Polecamy Recenzje Przed premierą Publicystyka Warto zagrać Artykuły PREMIUM

Hellblade: Senua's Sacrifice Publicystyka

Publicystyka 26 lipca 2017, 14:46

Graliśmy w Hellblade: Senua’s Sacrifice – krew, szaleństwo i mitologia nordycka

Nie czekaliście? Czas zacząć! Nowe dzieło studia Ninja Theory – Hellblade: Senua’s Sacrifice – to wyjątkowo mroczna produkcja, w której mamy okazję przekonać się, jak wielkim sojusznikiem szaleńców są głosy w głowie.

HELLBLADE W SKRÓCIE:
  1. przygodowa gra akcji;
  2. mroczna, ponura wariacja na temat mitologii nordyckiej;
  3. cierpiąca na problemy psychiczne główna bohaterka, słysząca głosy komentujące jej działania;
  4. różnorodne sekcje eksploracyjne i satysfakcjonujący system walki;
  5. garść urozmaicających zabawę i pasujących do warstwy narracyjnej świeżych pomysłów, niespotykanych w innych grach.

Ninja Theory to dość niefortunne studio – choć powstałe pod jego egidą Heavenly Sword, Enslaved: Odyssey to the West oraz DMC: Devil May Cry to udane gry, mające oddanych fanów, z różnych powodów żaden z tych tytułów nie zdołał osiągnąć wyników finansowych w pełni zadowalających stojących za nim wydawców.

Być może właśnie dlatego Brytyjczycy przy swoim najnowszym projekcie postanowili zmienić podejście i – zamiast szykować kolejny wysokobudżetowy produkt na zlecenie któregoś z branżowych gigantów – zdecydowali się na stworzenie gry mniejszej, ale za to sfinansowanej w całości samodzielnie. Po tym, co miałem okazję zobaczyć podczas kilkugodzinnej sesji z niemal finalną wersją Hellblade: Senua’s Sacrifice, jestem mocno przekonany, że był to udany ruch.

Ja i moje głosy

Hellblade to najmroczniejsza gra Ninja Theory. Tytułowa Senua jest młodą wojowniczką, która rzuca wyzwanie nordyckim bogom i rusza w pełną niebezpieczeństw podróż do samego serca piekła wikingów, gdzie na ratunek czeka dusza jej zmarłego ukochanego. Po drodze musi stawić czoła nie tylko mitycznym potworom czy bogom, ale także własnej mrocznej przeszłości oraz... szaleństwu.

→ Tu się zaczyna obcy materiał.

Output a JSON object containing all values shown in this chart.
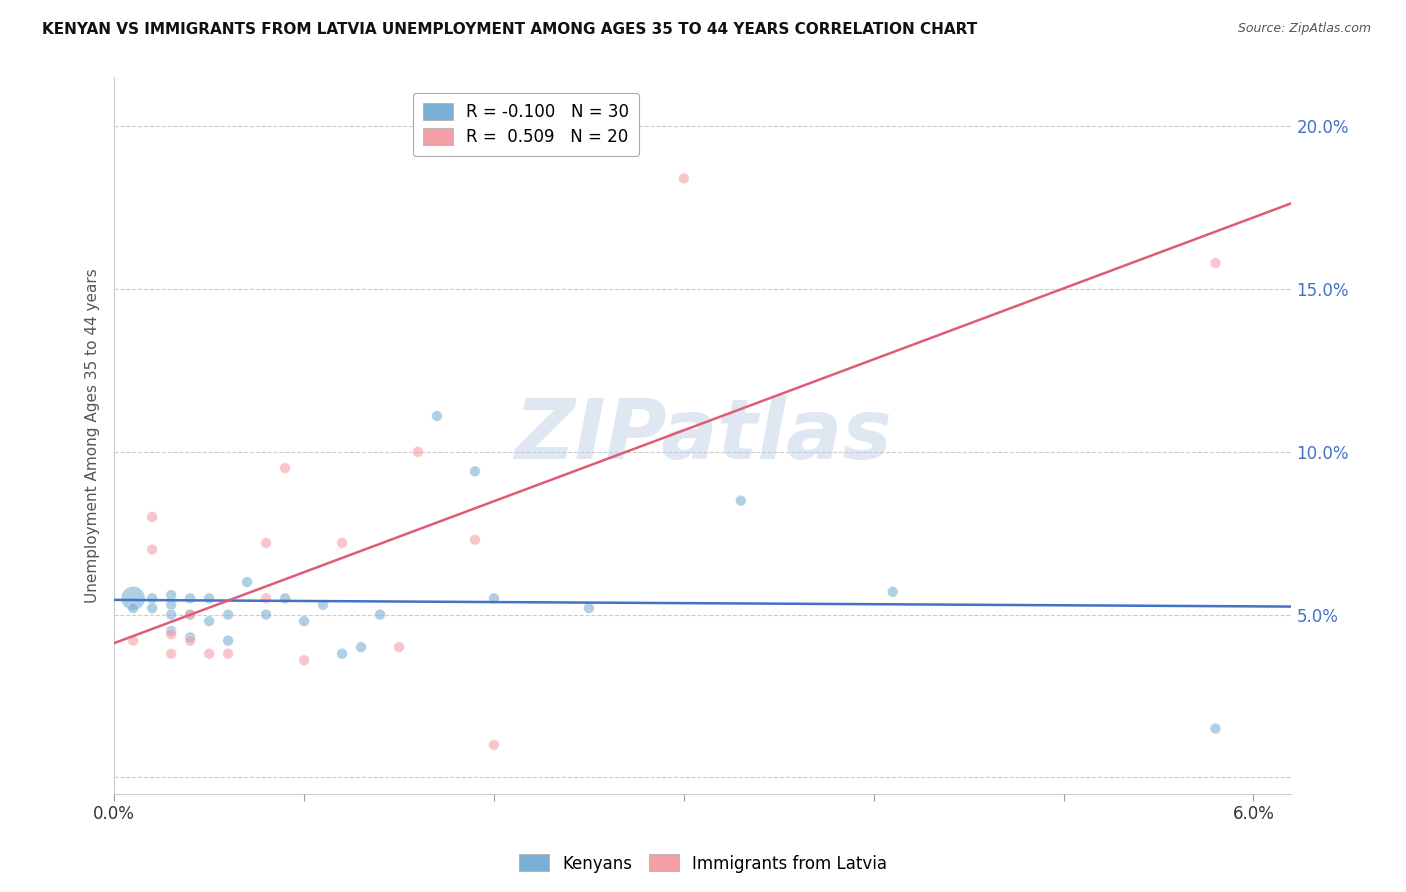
{
  "title": "KENYAN VS IMMIGRANTS FROM LATVIA UNEMPLOYMENT AMONG AGES 35 TO 44 YEARS CORRELATION CHART",
  "source": "Source: ZipAtlas.com",
  "ylabel": "Unemployment Among Ages 35 to 44 years",
  "xlim": [
    0.0,
    0.062
  ],
  "ylim": [
    -0.005,
    0.215
  ],
  "x_ticks": [
    0.0,
    0.01,
    0.02,
    0.03,
    0.04,
    0.05,
    0.06
  ],
  "x_tick_labels": [
    "0.0%",
    "",
    "",
    "",
    "",
    "",
    "6.0%"
  ],
  "y_ticks": [
    0.0,
    0.05,
    0.1,
    0.15,
    0.2
  ],
  "y_tick_labels": [
    "",
    "5.0%",
    "10.0%",
    "15.0%",
    "20.0%"
  ],
  "legend1_label": "R = -0.100   N = 30",
  "legend2_label": "R =  0.509   N = 20",
  "legend_xlabel": "Kenyans",
  "legend_ylabel": "Immigrants from Latvia",
  "blue_color": "#7BAFD4",
  "pink_color": "#F4A0A8",
  "blue_line_color": "#4472C4",
  "pink_line_color": "#E05C75",
  "watermark_text": "ZIPatlas",
  "kenyan_x": [
    0.001,
    0.001,
    0.002,
    0.002,
    0.003,
    0.003,
    0.003,
    0.003,
    0.004,
    0.004,
    0.004,
    0.005,
    0.005,
    0.006,
    0.006,
    0.007,
    0.008,
    0.009,
    0.01,
    0.011,
    0.012,
    0.013,
    0.014,
    0.017,
    0.019,
    0.02,
    0.025,
    0.033,
    0.041,
    0.058
  ],
  "kenyan_y": [
    0.055,
    0.052,
    0.055,
    0.052,
    0.056,
    0.053,
    0.05,
    0.045,
    0.055,
    0.05,
    0.043,
    0.055,
    0.048,
    0.05,
    0.042,
    0.06,
    0.05,
    0.055,
    0.048,
    0.053,
    0.038,
    0.04,
    0.05,
    0.111,
    0.094,
    0.055,
    0.052,
    0.085,
    0.057,
    0.015
  ],
  "kenyan_sizes": [
    300,
    60,
    60,
    60,
    60,
    60,
    60,
    60,
    60,
    60,
    60,
    60,
    60,
    60,
    60,
    60,
    60,
    60,
    60,
    60,
    60,
    60,
    60,
    60,
    60,
    60,
    60,
    60,
    60,
    60
  ],
  "latvia_x": [
    0.001,
    0.002,
    0.002,
    0.003,
    0.003,
    0.004,
    0.004,
    0.005,
    0.006,
    0.008,
    0.008,
    0.009,
    0.01,
    0.012,
    0.015,
    0.016,
    0.019,
    0.02,
    0.03,
    0.058
  ],
  "latvia_y": [
    0.042,
    0.08,
    0.07,
    0.044,
    0.038,
    0.05,
    0.042,
    0.038,
    0.038,
    0.055,
    0.072,
    0.095,
    0.036,
    0.072,
    0.04,
    0.1,
    0.073,
    0.01,
    0.184,
    0.158
  ],
  "latvia_sizes": [
    60,
    60,
    60,
    60,
    60,
    60,
    60,
    60,
    60,
    60,
    60,
    60,
    60,
    60,
    60,
    60,
    60,
    60,
    60,
    60
  ]
}
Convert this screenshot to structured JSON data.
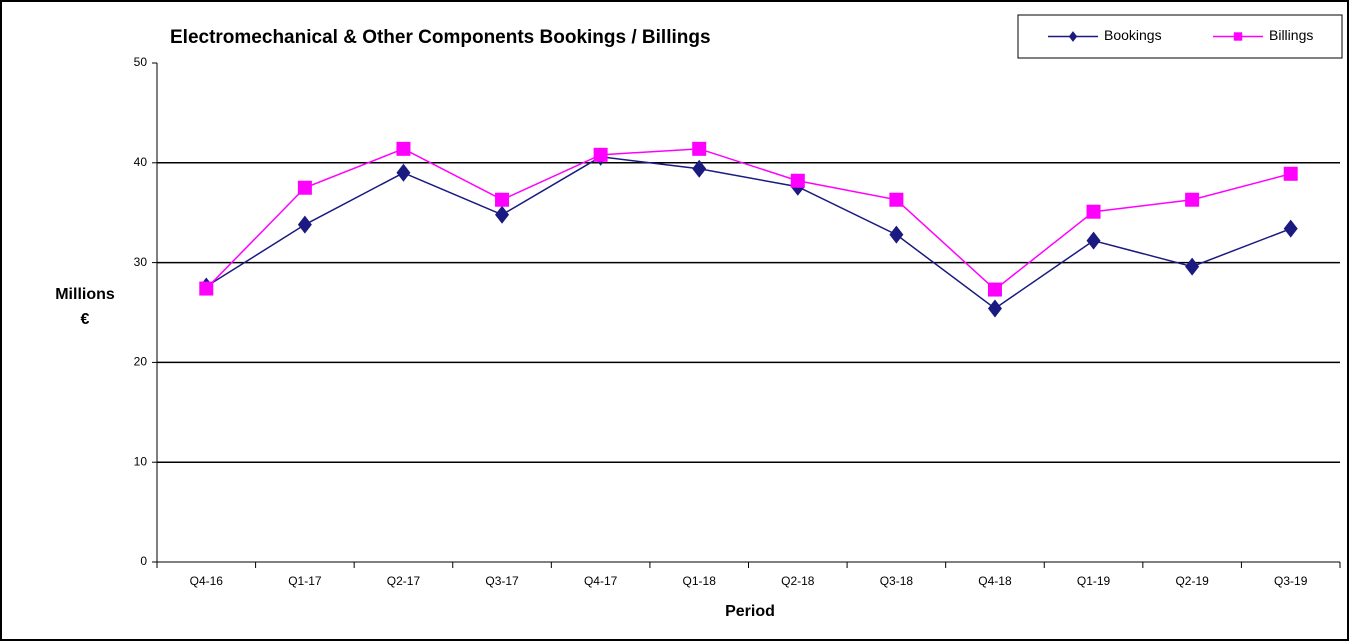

Dziewczyna podczas swojej wędrówki nie jest bowiem sama – przynajmniej w pewnym sensie. Towarzyszą jej głosy oraz omamy – oznaki nękającego ją od dzieciństwa szaleństwa. Niewidoczne kobiety komentują każdy jej ruch oraz otaczający ją świat i wydarzenia, często przecząc przy tym sobie nawzajem, czasem prowokując samą protagonistkę do reagowania na ich nieustanny jazgot. Tym samym bohaterka nie przypomina typowej heroiny – jej nastroje wahają się od przerażenia, przez rozpacz, po furię.

Ostateczny efekt bardzo pozytywnie oddziałuje na klimat opowieści, ale twórcy poszli o krok dalej i nie ograniczyli się do wpływu szaleństwa bohaterki wyłącznie na warstwę narracyjną gry. Nie trzeba wiele czasu, by w głosach w głowie Senui znaleźć użytecznych sojuszników, którzy pomagają przy rozwikływaniu zagadek (nawet jeśli często przeczą sobie nawzajem i nie zgadzają się co do sposobu rozwiązania problemu), a przede wszystkim ostrzegają przed wrogimi atakami w trakcie walk.

PRZYSZŁOŚĆ

Graliśmy w Hellblade: Senua’s Sacrifice – krew, szaleństwo i mitologia nordycka - ilustracja #2

W przypadku poprzednich gier studia Ninja Theory wszystkie prawa pozostały w rękach wydawców, przez co szanse na przykład na sequel Enslaved są bardzo małe i zależą wyłącznie od Namco Bandai. Z Hellblade jest inaczej, tutaj brytyjskie studio zachowuje całkowitą kontrolę nad przyszłością stworzonego przez siebie uniwersum.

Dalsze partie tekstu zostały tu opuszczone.